Tirols AK-Präsident befürchtet "Chaos" bei 3G am Arbeitsplatz

Coronatests müssen laut Zangerl gratis bleiben und PCR-Tests sollen fünf Tage gültig sein  

Tirols schwarzer Arbeiterkammerpräsident Erwin Zangerl befürchtet ein "Chaos" nach Einführung der 3G-Regel am Arbeitsplatz ab 1. November und hat "klare Regeln" für Ungeimpfte gefordert. "Vor allem die wohnortnahen Testmöglichkeiten müssen sichergestellt sein", sagte er in einer Aussendung am Freitag. Zudem sprach er sich dafür aus, dass Coronatests gratis bleiben müssen, die Gültigkeit von PCR-Tests soll außerdem von 72 Stunden auf fünf Tage ausgeweitet werden.

Bei den Testmöglichkeiten nahm Zangerl das Land Tirol in die Pflicht: "Es ist sicherzustellen, dass ausreichend Testmöglichkeiten vorhanden sind, die auch dem Arbeitsalltag angepasst sind", richtete er den Verantwortlichen aus. Es dürfe vor Arbeitsbeginn zu keinen "langen Schlangen vor den wenigen Teststraßen" kommen.

Testmöglichkeiten  

Es müsse klargestellt sein, "wann und wo man sich testen lassen kann". Denn er war der Ansicht: "Die Teststraßen allein werden wohl für keinen reibungslosen Ablauf sorgen", dafür würde es zu wenige geben, meinte Zangerl.
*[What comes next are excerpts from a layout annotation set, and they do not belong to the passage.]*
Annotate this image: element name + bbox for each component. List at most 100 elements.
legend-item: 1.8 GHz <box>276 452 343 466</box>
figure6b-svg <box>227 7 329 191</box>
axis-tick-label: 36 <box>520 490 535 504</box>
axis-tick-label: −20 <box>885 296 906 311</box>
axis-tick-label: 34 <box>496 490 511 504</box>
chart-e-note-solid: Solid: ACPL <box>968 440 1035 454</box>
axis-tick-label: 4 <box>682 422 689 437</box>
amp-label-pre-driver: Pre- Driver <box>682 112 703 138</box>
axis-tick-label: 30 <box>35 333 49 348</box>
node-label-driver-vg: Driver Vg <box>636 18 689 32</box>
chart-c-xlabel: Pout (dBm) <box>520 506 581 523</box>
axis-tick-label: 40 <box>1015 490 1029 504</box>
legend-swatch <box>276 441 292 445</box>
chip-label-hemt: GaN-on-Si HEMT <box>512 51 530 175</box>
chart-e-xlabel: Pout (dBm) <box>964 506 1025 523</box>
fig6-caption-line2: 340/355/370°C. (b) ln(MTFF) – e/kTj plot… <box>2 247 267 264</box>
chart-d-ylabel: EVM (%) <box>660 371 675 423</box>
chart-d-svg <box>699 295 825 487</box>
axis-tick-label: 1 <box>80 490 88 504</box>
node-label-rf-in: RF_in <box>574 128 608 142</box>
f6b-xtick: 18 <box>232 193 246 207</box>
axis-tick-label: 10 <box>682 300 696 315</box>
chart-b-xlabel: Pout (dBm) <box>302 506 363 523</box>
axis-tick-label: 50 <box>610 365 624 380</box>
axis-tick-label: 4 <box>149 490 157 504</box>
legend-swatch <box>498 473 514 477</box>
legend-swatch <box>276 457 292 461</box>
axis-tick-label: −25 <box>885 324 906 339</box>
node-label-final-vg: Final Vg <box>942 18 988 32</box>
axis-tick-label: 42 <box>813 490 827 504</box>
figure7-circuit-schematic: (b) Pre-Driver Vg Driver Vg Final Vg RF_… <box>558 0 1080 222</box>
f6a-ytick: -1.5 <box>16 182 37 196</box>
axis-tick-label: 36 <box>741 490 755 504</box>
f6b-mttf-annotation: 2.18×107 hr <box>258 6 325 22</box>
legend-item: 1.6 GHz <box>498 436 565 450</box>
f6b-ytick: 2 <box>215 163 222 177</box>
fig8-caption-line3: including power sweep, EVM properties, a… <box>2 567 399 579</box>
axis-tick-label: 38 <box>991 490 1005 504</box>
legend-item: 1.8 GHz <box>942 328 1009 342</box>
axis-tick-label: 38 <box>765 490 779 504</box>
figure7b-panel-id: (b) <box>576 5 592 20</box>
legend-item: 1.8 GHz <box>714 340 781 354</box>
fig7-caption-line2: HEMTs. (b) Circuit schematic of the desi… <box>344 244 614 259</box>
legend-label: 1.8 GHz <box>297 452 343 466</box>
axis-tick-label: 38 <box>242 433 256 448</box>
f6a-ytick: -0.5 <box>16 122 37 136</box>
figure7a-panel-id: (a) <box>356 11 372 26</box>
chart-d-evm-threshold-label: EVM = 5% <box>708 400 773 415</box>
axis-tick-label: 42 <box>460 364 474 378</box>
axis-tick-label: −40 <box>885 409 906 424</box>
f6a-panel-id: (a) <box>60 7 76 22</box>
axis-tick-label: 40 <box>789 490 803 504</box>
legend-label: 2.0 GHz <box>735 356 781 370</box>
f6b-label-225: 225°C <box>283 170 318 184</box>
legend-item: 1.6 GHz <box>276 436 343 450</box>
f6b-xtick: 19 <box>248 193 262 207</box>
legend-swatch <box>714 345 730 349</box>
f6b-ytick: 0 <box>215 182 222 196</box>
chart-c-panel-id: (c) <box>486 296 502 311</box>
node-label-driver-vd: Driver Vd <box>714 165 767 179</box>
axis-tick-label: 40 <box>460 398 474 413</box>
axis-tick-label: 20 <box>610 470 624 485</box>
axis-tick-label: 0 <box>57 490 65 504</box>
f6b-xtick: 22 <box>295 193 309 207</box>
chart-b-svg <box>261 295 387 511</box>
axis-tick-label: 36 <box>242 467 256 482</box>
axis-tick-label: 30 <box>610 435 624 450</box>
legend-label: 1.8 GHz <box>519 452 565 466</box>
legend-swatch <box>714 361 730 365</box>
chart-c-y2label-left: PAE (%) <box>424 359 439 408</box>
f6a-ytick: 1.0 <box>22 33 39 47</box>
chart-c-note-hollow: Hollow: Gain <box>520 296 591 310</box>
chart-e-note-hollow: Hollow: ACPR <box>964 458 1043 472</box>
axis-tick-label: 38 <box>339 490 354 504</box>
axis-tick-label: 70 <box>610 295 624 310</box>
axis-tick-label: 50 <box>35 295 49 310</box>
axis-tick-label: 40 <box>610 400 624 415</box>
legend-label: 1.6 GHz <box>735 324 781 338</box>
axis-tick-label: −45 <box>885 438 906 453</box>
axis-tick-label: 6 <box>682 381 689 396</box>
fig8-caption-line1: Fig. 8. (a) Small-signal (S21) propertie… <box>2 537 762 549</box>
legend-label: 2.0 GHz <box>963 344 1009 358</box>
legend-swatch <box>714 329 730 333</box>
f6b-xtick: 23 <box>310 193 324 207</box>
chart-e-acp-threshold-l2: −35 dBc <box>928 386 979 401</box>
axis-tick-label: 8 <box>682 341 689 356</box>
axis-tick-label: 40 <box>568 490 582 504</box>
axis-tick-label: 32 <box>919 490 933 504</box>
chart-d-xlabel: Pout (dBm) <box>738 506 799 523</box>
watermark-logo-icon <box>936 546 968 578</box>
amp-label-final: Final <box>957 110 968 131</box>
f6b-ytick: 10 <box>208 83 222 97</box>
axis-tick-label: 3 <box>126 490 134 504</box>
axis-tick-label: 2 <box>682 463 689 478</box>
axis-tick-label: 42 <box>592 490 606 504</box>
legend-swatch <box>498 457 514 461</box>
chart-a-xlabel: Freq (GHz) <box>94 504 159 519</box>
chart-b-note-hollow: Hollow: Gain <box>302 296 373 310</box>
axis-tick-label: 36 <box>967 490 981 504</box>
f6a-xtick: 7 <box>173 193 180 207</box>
Ob die Testmöglichkeiten ausreichen werden, war für Tirols Apothekerkammer-Präsident Matthias König "Kaffeesudleserei", sagte er zur "Tiroler Tageszeitung" (Freitags-Ausgabe). Derzeit halte sich die Nachfrage nach Tests in Grenzen. Artur Wechselberger, Präsident der Tiroler Ärztekammer, glaubte wiederum schon, dass die Kapazitäten reichen würden - immerhin dürfen ja auch Apotheken und Ärzte im niedergelassenen Bereich testen. Allerdings hätten sich das bestimmt "Berufenere im Vorfeld ausgerechnet".